Hey, short-round's bottom looks a bit protracted, doesn't it? Imagine if there were some other evil Manitou growing there? Oh the delicious irony! Actually, no, that's not what happens. His ass is just weird. But then! Harry has Had Enough, and hurls an unplugged portable typewriter at the bulge-butted little beggar. Unexpected explosion! The typewriter's manitou (yes, just go with it) has surprised and wounded the midget medicine man. Oh, and the frozen nurse got decapitated in the assault, too, but I forgot to take a screencap. This should get the point across, though.
Another trip in the elevator to get some help for John's face reveals the true inspiration for the Mortal Kombat character "Nightwolf":
No, actually they just convince Dr. Hughes to turn on all the electronic equipment in the building so that John can channel their manitous and destroy "the Mixmaster" as Harry is by now wont to call him. Taking the lift upstairs for one last shot at exorseismic glory, the duo dodge diabolic pink laser beams as they come abreast of ground zero. They are amazed to discover Karen's hospital room has no walls, ceiling or floor - only a dizzying starfield with the cackling homunculus hovering triumphantly over all.
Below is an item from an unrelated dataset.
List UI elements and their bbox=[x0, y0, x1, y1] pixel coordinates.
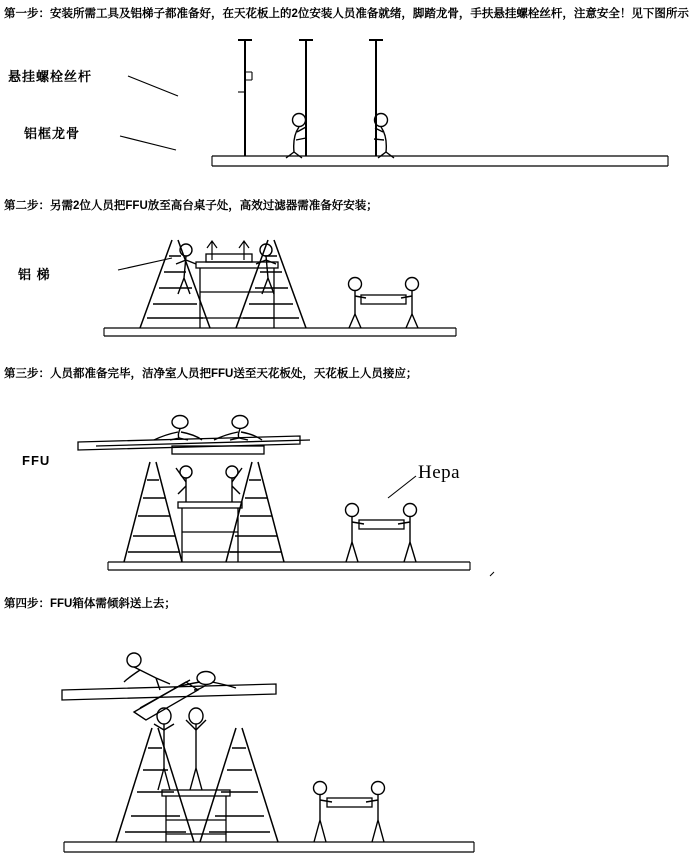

Distantly flanking him is a pulsing purple acid trip we are told is the "Great Old One", a serious muckety-muck in the demonic pecking order. Well, sparks literally fly as the modern equipment is charged...but because it is "white man's magic" John is unable to use it. I'm actually not sure what sort of herbs they expect us to construct our EKG machines and CAT scanners from, but clearly we screwed up somewhere. In any case, the energy is crackling, but undirectable, and Misquamacus just floats around and laughs like a motherfucker.
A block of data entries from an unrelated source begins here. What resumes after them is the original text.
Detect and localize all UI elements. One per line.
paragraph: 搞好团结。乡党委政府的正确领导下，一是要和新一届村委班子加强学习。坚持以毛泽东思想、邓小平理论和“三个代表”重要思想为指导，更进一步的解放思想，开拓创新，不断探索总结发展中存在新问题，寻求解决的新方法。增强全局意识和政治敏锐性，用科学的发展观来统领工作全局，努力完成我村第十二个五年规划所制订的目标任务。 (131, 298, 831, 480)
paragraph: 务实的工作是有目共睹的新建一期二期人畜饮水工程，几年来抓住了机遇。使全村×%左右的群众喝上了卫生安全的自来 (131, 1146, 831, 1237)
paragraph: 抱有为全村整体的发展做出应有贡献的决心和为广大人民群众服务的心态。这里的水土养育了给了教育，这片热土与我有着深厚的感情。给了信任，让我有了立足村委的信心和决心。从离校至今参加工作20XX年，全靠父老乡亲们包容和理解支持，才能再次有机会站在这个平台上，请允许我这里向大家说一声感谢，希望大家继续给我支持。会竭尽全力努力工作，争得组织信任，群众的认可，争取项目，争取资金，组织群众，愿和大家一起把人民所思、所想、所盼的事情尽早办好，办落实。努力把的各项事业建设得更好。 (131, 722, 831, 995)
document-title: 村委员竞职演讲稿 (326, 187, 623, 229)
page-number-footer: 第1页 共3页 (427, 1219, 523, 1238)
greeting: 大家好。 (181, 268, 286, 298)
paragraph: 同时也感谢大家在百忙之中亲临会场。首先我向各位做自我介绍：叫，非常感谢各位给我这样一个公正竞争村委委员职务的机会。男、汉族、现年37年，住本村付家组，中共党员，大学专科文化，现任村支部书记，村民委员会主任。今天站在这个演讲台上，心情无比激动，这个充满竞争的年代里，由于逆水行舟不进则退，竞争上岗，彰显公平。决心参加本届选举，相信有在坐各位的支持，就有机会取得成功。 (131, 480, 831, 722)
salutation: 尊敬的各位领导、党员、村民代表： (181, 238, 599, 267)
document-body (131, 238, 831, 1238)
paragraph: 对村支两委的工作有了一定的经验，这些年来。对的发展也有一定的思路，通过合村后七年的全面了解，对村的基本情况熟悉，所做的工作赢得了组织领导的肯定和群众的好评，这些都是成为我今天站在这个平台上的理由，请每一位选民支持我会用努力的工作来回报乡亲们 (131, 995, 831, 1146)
But! Don't you dare blink, for Dr. Hughes suddenly meets an explosive end as the power comes surging out of the sundry reel-to-reels and impressive banks of beeping set dressing!
But where is the energy going? Who will channel the awesome power of the White Man? Why, a white woman of course! Karen and her remarkably resilient hair rise from the hospital bed into a kneeling position, her gown falling fetchingly from her shoulders. Misquamacus ceases his cackling and stares...
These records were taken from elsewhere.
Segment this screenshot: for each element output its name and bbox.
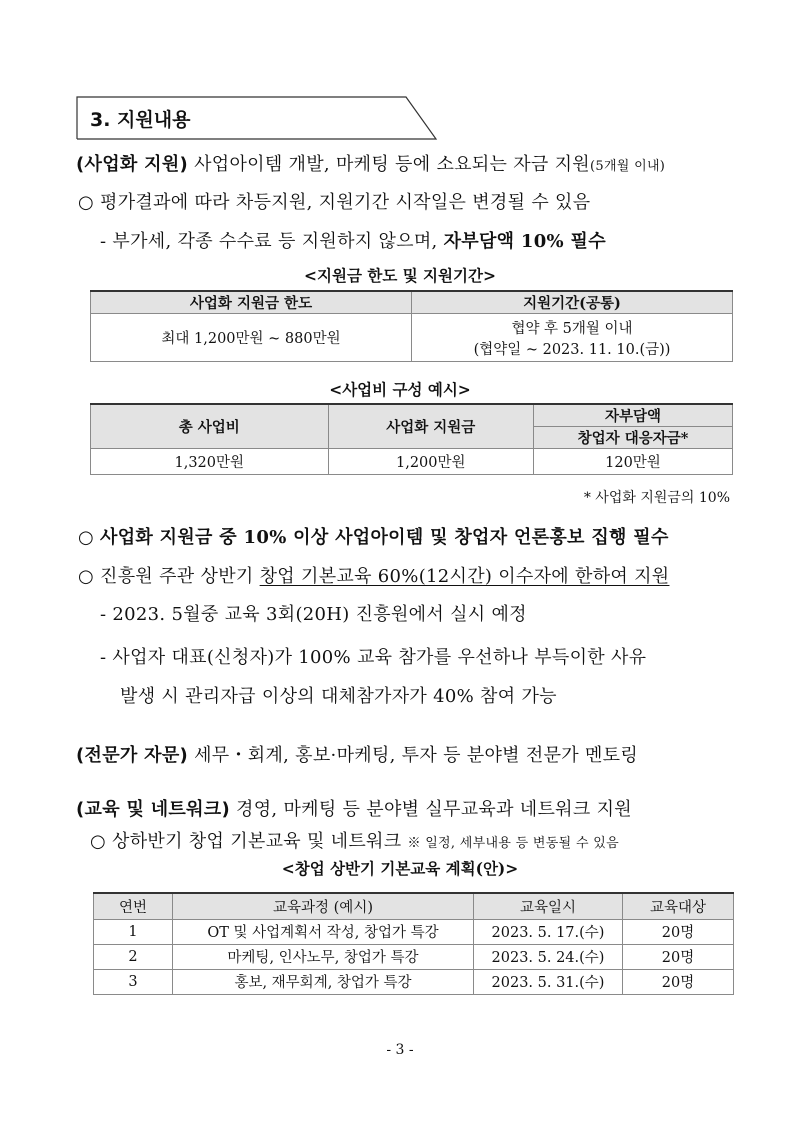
page-number: - 3 - (386, 1042, 414, 1058)
budget-example-table (90, 403, 733, 475)
table2-cell-subsidy: 1,200만원 (328, 449, 533, 475)
table1-cell-limit: 최대 1,200만원 ~ 880만원 (91, 314, 412, 362)
table-row (94, 944, 734, 969)
network-text: 경영, 마케팅 등 분야별 실무교육과 네트워크 지원 (230, 799, 632, 820)
table1-cell-period-line1: 협약 후 5개월 이내 (511, 320, 633, 337)
section-title: 3. 지원내용 (90, 109, 191, 131)
table3-caption: <창업 상반기 기본교육 계획(안)> (281, 859, 519, 878)
table3-cell: 20명 (623, 944, 734, 969)
table2-footnote: * 사업화 지원금의 10% (583, 490, 730, 506)
table1-header-period: 지원기간(공통) (412, 291, 733, 314)
table3-header-course: 교육과정 (예시) (173, 893, 474, 919)
biz-support-text: 사업아이템 개발, 마케팅 등에 소요되는 자금 지원 (188, 154, 590, 175)
education-plan-table (93, 892, 734, 995)
table1-caption: <지원금 한도 및 지원기간> (304, 266, 496, 285)
promo-bullet-mark: ○ (78, 527, 101, 548)
expert-text: 세무・회계, 홍보·마케팅, 투자 등 분야별 전문가 멘토링 (188, 745, 639, 766)
table3-cell: 마케팅, 인사노무, 창업가 특강 (173, 944, 474, 969)
table2-header-total: 총 사업비 (91, 404, 329, 449)
table3-header-no: 연번 (94, 893, 173, 919)
table3-cell: 홍보, 재무회계, 창업가 특강 (173, 969, 474, 994)
table-row (94, 969, 734, 994)
table2-header-subsidy: 사업화 지원금 (328, 404, 533, 449)
table3-header-target: 교육대상 (623, 893, 734, 919)
table2-cell-matching: 120만원 (533, 449, 732, 475)
table3-cell: 1 (94, 919, 173, 944)
promo-bullet (78, 523, 669, 549)
edu-req-bullet-underlined: 창업 기본교육 60%(12시간) 이수자에 한하여 지원 (259, 566, 670, 587)
section-header (76, 96, 406, 138)
table-row (94, 919, 734, 944)
table1-cell-period-line2: (협약일 ~ 2023. 11. 10.(금)) (473, 341, 671, 358)
table1-header-limit: 사업화 지원금 한도 (91, 291, 412, 314)
table2-header-matching: 창업자 대응자금* (533, 427, 732, 449)
biz-support-note: (5개월 이내) (590, 159, 666, 174)
biz-dash-1 (100, 227, 606, 253)
edu-req-dash-2-cont: 발생 시 관리자급 이상의 대체참가자가 40% 참여 가능 (120, 686, 557, 707)
table3-cell: 20명 (623, 969, 734, 994)
edu-req-bullet-pre: ○ 진흥원 주관 상반기 (78, 566, 260, 587)
table3-header-date: 교육일시 (474, 893, 623, 919)
edu-req-dash-1: - 2023. 5월중 교육 3회(20H) 진흥원에서 실시 예정 (100, 604, 527, 625)
table2-header-selfpay: 자부담액 (533, 404, 732, 427)
edu-req-bullet (78, 562, 669, 588)
table3-cell: OT 및 사업계획서 작성, 창업가 특강 (173, 919, 474, 944)
promo-bullet-text: 사업화 지원금 중 10% 이상 사업아이템 및 창업자 언론홍보 집행 필수 (100, 527, 669, 548)
network-bullet-note: ※ 일정, 세부내용 등 변동될 수 있음 (407, 836, 619, 851)
biz-support-line (76, 150, 665, 176)
biz-dash-1-text: - 부가세, 각종 수수료 등 지원하지 않으며, (100, 231, 444, 252)
network-line (76, 795, 632, 821)
biz-dash-1-bold: 자부담액 10% 필수 (443, 231, 606, 252)
table3-cell: 2023. 5. 24.(수) (474, 944, 623, 969)
table1-cell-period (412, 314, 733, 362)
table3-cell: 20명 (623, 919, 734, 944)
support-limit-table (90, 290, 733, 362)
edu-req-dash-2: - 사업자 대표(신청자)가 100% 교육 참가를 우선하나 부득이한 사유 (100, 647, 647, 668)
table3-cell: 3 (94, 969, 173, 994)
table2-cell-total: 1,320만원 (91, 449, 329, 475)
biz-bullet-1: ○ 평가결과에 따라 차등지원, 지원기간 시작일은 변경될 수 있음 (78, 192, 591, 213)
table3-cell: 2023. 5. 31.(수) (474, 969, 623, 994)
table2-caption: <사업비 구성 예시> (329, 380, 471, 399)
network-bullet-text: ○ 상하반기 창업 기본교육 및 네트워크 (90, 831, 408, 852)
network-bullet (90, 827, 619, 853)
table3-cell: 2023. 5. 17.(수) (474, 919, 623, 944)
expert-label: (전문가 자문) (76, 745, 189, 766)
expert-line (76, 741, 638, 767)
table3-cell: 2 (94, 944, 173, 969)
network-label: (교육 및 네트워크) (76, 799, 231, 820)
biz-support-label: (사업화 지원) (76, 154, 189, 175)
Stares at the power growing in his miraculously resurrected former host's hands. Wait, hands? Or...
Boobs! Her gown has fallen all the way down and her boobs are primed and loaded! Also: Asteroids! Asteroids are flinging themselves at John and Harry! And more lasers! It's laser Loggins, people. Manitou has become Xanadu! Anyway, she nails him but good, and then likewise sends his cohort, the Great Old One, tottering off to that cosmic porch in the sky to bitch about the prices of prescription drugs and whatnot.
And then the room returns to normal (except for the odd bloody corpse) and she whispers "Harry?". Ahh.
The next day, Harry walks John out to his waiting cab. They talk about reincarnation and things, just to leave a door open for any number of sequels, and then Harry fishes into his pocket for something. It's John's tobacco. John takes it, appreciating the thoughtful gesture and waves. His cab pulls away. Harry smiles and waves back. Suddenly I realize that the promised hundred-grand cheque was never delivered. The White Men will never stop ripping those people off, will we?
Travelogue credits: Hmm, hey! Is that the Transamerica Pyramid? But...isn't that in San Fransisco? Aw, heck, I've stopped worrying about it. Hope you enjoyed the review (whew, that was a long one), now I'm off to learn the secret Indian name of my dryer's manitou. I'd really like to get some of my odd socks back.